Rohingya are also discriminated against in a plethora of other ways- there are restrictions on marriage, family planning, religious freedom, education and freedom of movement. In the towns of towns of Maungdaw and Buthidaung, for example, Rohingya couples are only permitted to have two children.
August 2017 saw violence break out in Rakhine State after a militant group known as the Arakan Rohingya Salvation Army (ARSA) claimed responsibility for attacks on police and army infrastructure. In response to this, the government launched a brutal military crackdown which saw hundreds of Rohingya villages destroyed and forced nearly 700,000 to flee across the border into neighbouring countries.
According to Doctors Without Borders, the first month of violence caused at least 6,700 civilian casualties. It was also reported that the military opened fire on fleeing civilians and planted landmines close to the border with Bangladesh, while a UN fact-finding panel found ‘clear patterns of abuse’ by military personnel, including sexual abuse of Rohingya women and girls.
The immense disconnect between the Myanmar government’s version of events and those of the rest of the world is staggering. The country’s leader, former human rights icon Aung San Suu Kyi, rejected allegations of genocide when she appeared at the International Court of Justice in in December 2019, while the Myanmar Independent Commission of Enquiry (ICOE) has asserted that there is no evidence of genocide. However, a report published by UN investigators in August 2018 accused the military of carrying out mass killings and rapes with ‘genocidal intent’.
Most of those displaced by the violence have sought sanctuary in Bangladesh, a country in many ways ill-equipped to handle such a substantial influx of vulnerable refugees.
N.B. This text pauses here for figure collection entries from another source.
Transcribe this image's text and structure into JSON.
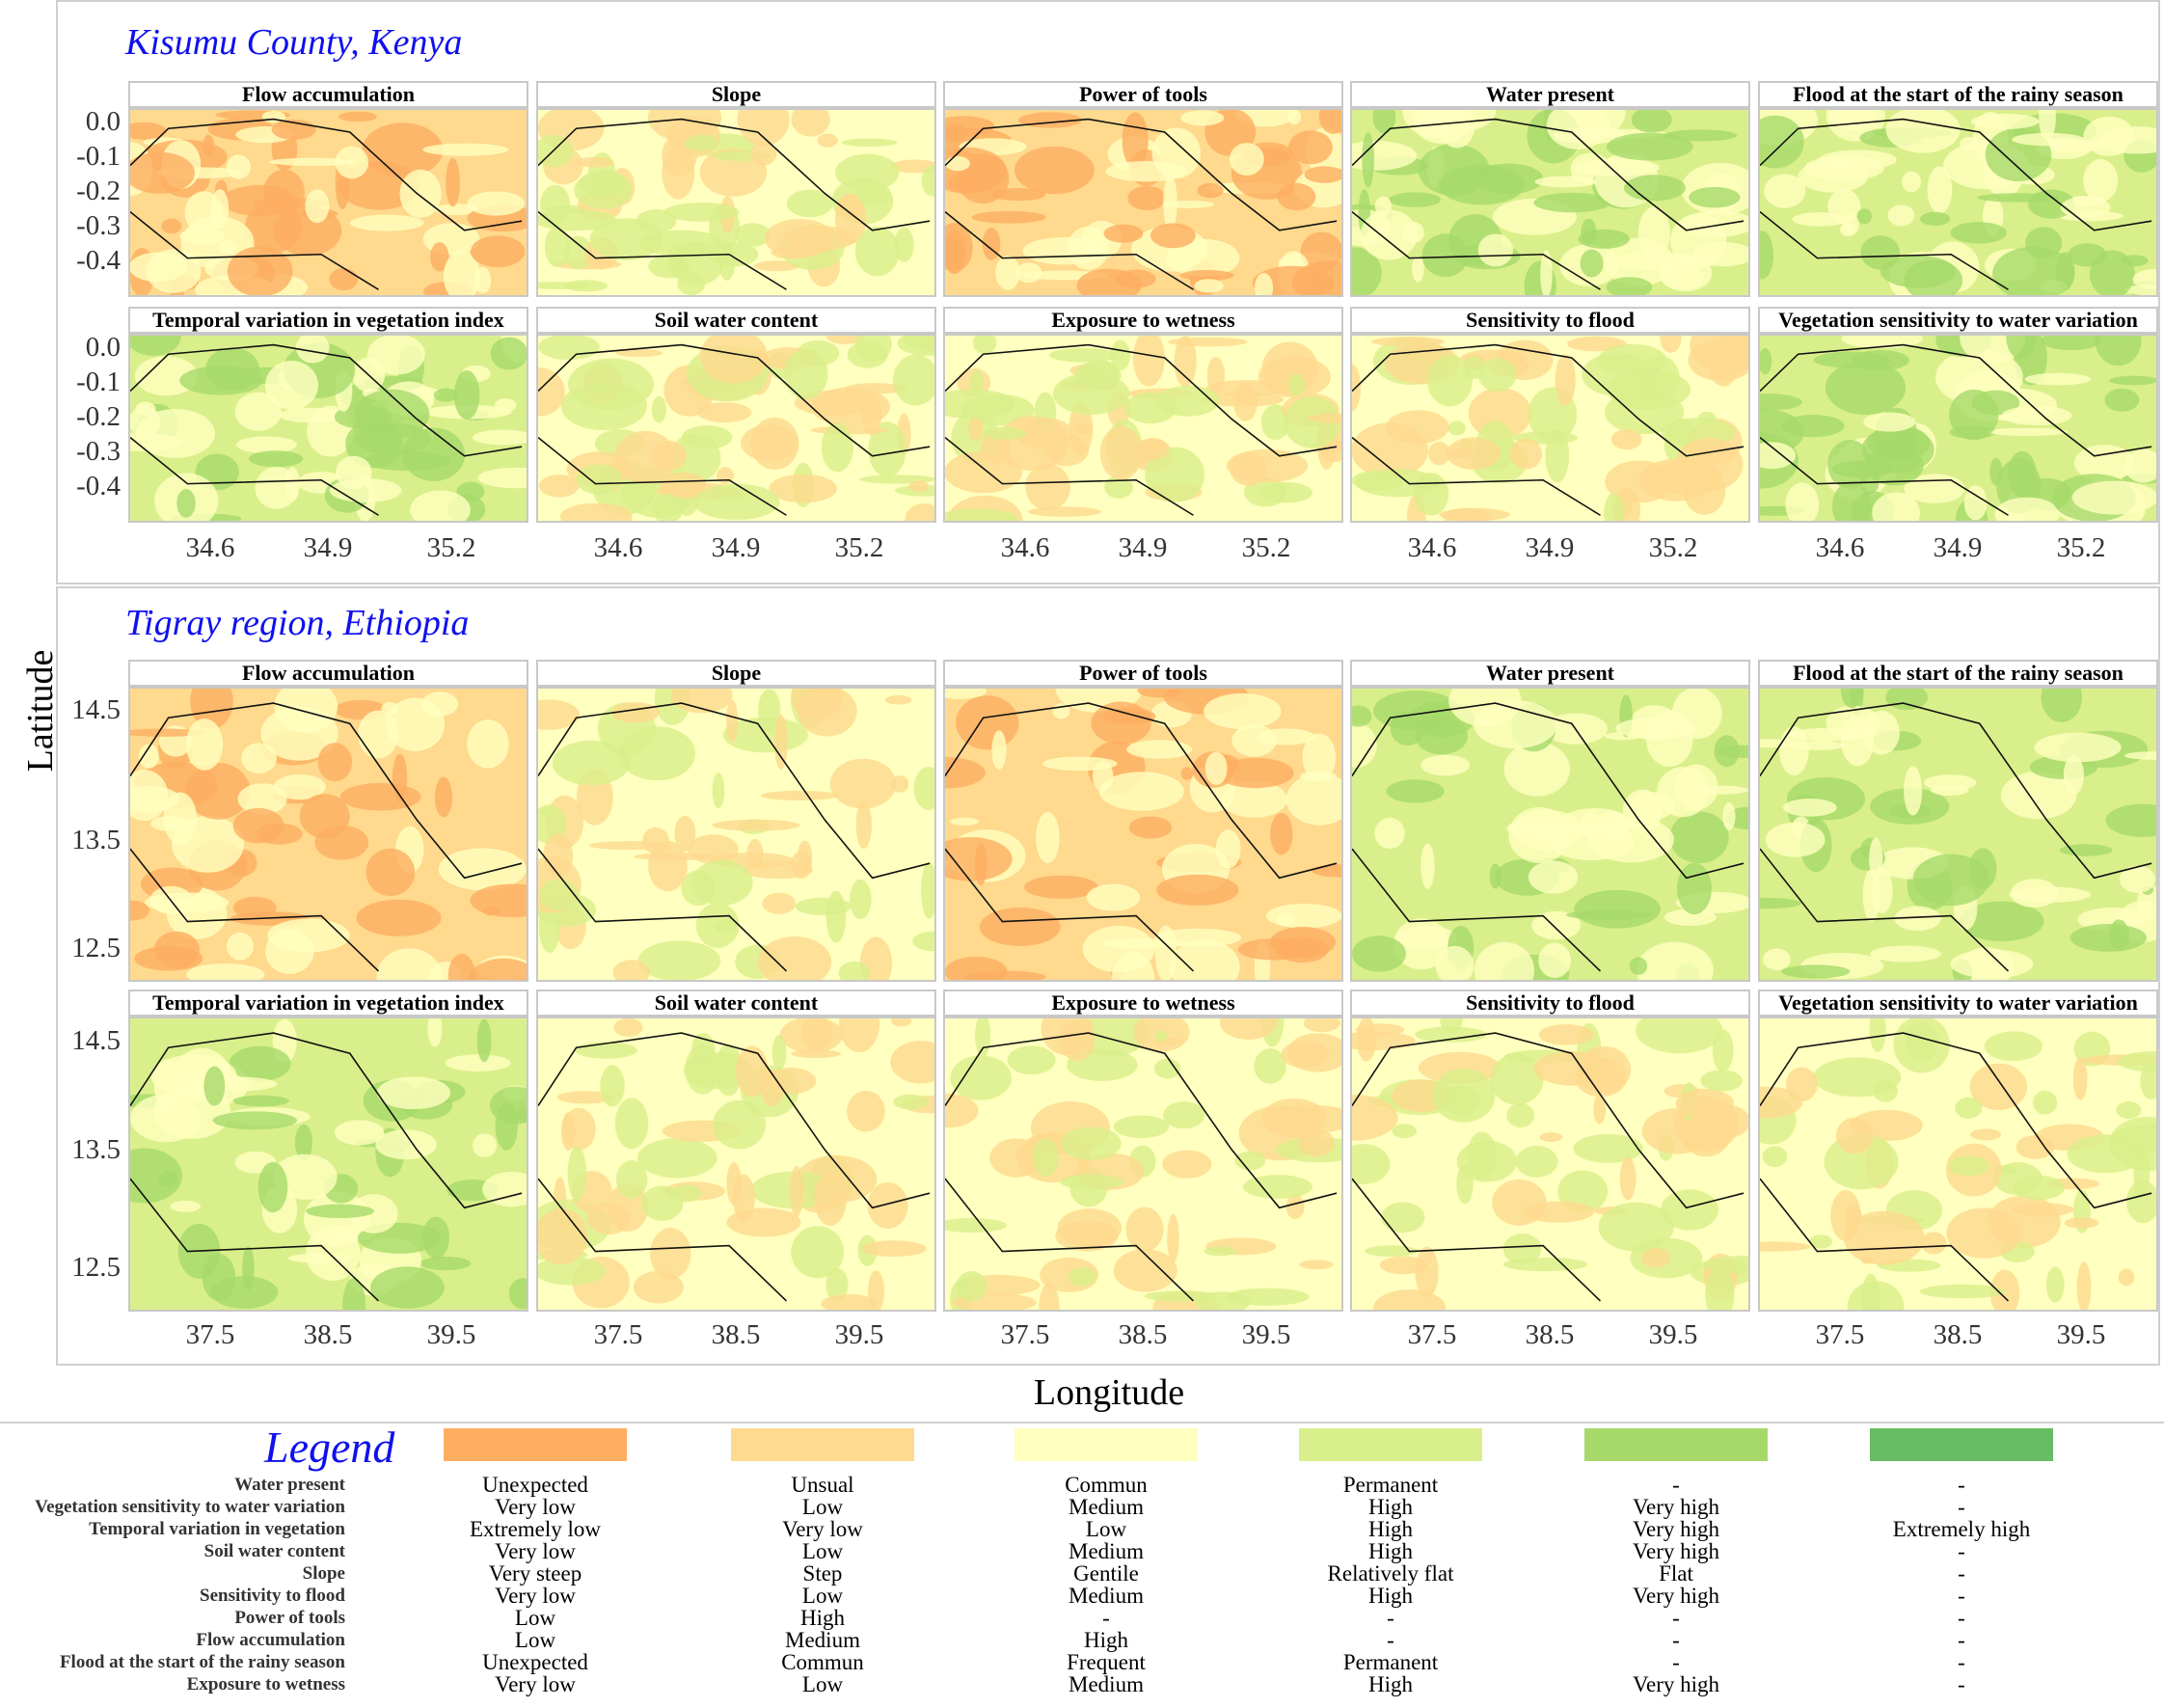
{
  "colors": {
    "c1": "#fdae61",
    "c2": "#fed98e",
    "c3": "#ffffbf",
    "c4": "#d9ef8b",
    "c5": "#a6d96a",
    "c6": "#66bd63"
  },
  "axis": {
    "ylabel": "Latitude",
    "xlabel": "Longitude"
  },
  "chart_data": [
    {
      "type": "heatmap",
      "region": "Kisumu County, Kenya",
      "panels": [
        {
          "title": "Flow accumulation",
          "dominant_class": 2
        },
        {
          "title": "Slope",
          "dominant_class": 3
        },
        {
          "title": "Power of tools",
          "dominant_class": 2
        },
        {
          "title": "Water present",
          "dominant_class": 4
        },
        {
          "title": "Flood at the start of the rainy season",
          "dominant_class": 4
        },
        {
          "title": "Temporal variation in vegetation index",
          "dominant_class": 4
        },
        {
          "title": "Soil water content",
          "dominant_class": 3
        },
        {
          "title": "Exposure to wetness",
          "dominant_class": 3
        },
        {
          "title": "Sensitivity to flood",
          "dominant_class": 3
        },
        {
          "title": "Vegetation sensitivity to water variation",
          "dominant_class": 4
        }
      ],
      "yticks": [
        "0.0",
        "-0.1",
        "-0.2",
        "-0.3",
        "-0.4"
      ],
      "xticks": [
        "34.6",
        "34.9",
        "35.2"
      ],
      "xlim": [
        34.42,
        35.35
      ],
      "ylim": [
        -0.41,
        0.04
      ]
    },
    {
      "type": "heatmap",
      "region": "Tigray region, Ethiopia",
      "panels": [
        {
          "title": "Flow accumulation",
          "dominant_class": 2
        },
        {
          "title": "Slope",
          "dominant_class": 3
        },
        {
          "title": "Power of tools",
          "dominant_class": 2
        },
        {
          "title": "Water present",
          "dominant_class": 4
        },
        {
          "title": "Flood at the start of the rainy season",
          "dominant_class": 4
        },
        {
          "title": "Temporal variation in vegetation index",
          "dominant_class": 4
        },
        {
          "title": "Soil water content",
          "dominant_class": 3
        },
        {
          "title": "Exposure to wetness",
          "dominant_class": 3
        },
        {
          "title": "Sensitivity to flood",
          "dominant_class": 3
        },
        {
          "title": "Vegetation sensitivity to water variation",
          "dominant_class": 3
        }
      ],
      "yticks": [
        "14.5",
        "13.5",
        "12.5"
      ],
      "xticks": [
        "37.5",
        "38.5",
        "39.5"
      ],
      "xlim": [
        36.4,
        39.9
      ],
      "ylim": [
        12.2,
        14.9
      ]
    }
  ],
  "legend": {
    "title": "Legend",
    "rows": [
      {
        "label": "Water present",
        "values": [
          "Unexpected",
          "Unsual",
          "Commun",
          "Permanent",
          "-",
          "-"
        ]
      },
      {
        "label": "Vegetation sensitivity to water variation",
        "values": [
          "Very low",
          "Low",
          "Medium",
          "High",
          "Very high",
          "-"
        ]
      },
      {
        "label": "Temporal variation in vegetation",
        "values": [
          "Extremely low",
          "Very low",
          "Low",
          "High",
          "Very high",
          "Extremely high"
        ]
      },
      {
        "label": "Soil water content",
        "values": [
          "Very low",
          "Low",
          "Medium",
          "High",
          "Very high",
          "-"
        ]
      },
      {
        "label": "Slope",
        "values": [
          "Very steep",
          "Step",
          "Gentile",
          "Relatively flat",
          "Flat",
          "-"
        ]
      },
      {
        "label": "Sensitivity to flood",
        "values": [
          "Very low",
          "Low",
          "Medium",
          "High",
          "Very high",
          "-"
        ]
      },
      {
        "label": "Power of tools",
        "values": [
          "Low",
          "High",
          "-",
          "-",
          "-",
          "-"
        ]
      },
      {
        "label": "Flow accumulation",
        "values": [
          "Low",
          "Medium",
          "High",
          "-",
          "-",
          "-"
        ]
      },
      {
        "label": "Flood at the start of the rainy season",
        "values": [
          "Unexpected",
          "Commun",
          "Frequent",
          "Permanent",
          "-",
          "-"
        ]
      },
      {
        "label": "Exposure to wetness",
        "values": [
          "Very low",
          "Low",
          "Medium",
          "High",
          "Very high",
          "-"
        ]
      }
    ]
  }
}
As it stands, there are upwards of 900,000 Rohingya refugees residing in the country, many of whom are situated in crowded camps in Cox’s Bazar district, a region home to the world’s largest refugee camp.
According to Human Rights Watch, around 400,000 Rohingya children in the Bangladesh camps are without access to education. The Bangladeshi government prevents Rohingya children from enrolling in schools in local communities outside the camps, and bars UN humanitarian agencies from providing them with a formal education.
Outbreaks of disease are rife, with health organisations warning of possible outbreaks of measles, tetanus, diphtheria, and acute jaundice syndrome. The prevalence of communicable disease is inextricably linked to the poor sanitation in the camps- Reuters holds that around 60 percent of the available water supply is contaminated.
Yet the ultimate tragedy is that despite these abject conditions, staying in the camps remains a favourable option to returning home. UN investigators have warned there is a ‘serious risk that genocidal actions may occur or recur’ in Rakhine State, and to quote CFR’s Joshua Kurlantzick, ‘as grim as the situation is for Rohingya refugees in Bangladesh… their prospects back in Myanmar are even worse’. In late 2019, Bangladeshi and Myanmar authorities agreed on a deal to repatriate several thousand displaced Rohingya, but all refused, with Rohingya leaders stating that they will not return until their citizenship rights are guaranteed.
The misery and injustice heaped upon the Rohingya cannot continue. To avert further horrors, the international community must take a stand.
Cameron Boyle is a political correspondent for the Immigration Advice Service, an organisation of immigration solicitors based in the UK and Ireland.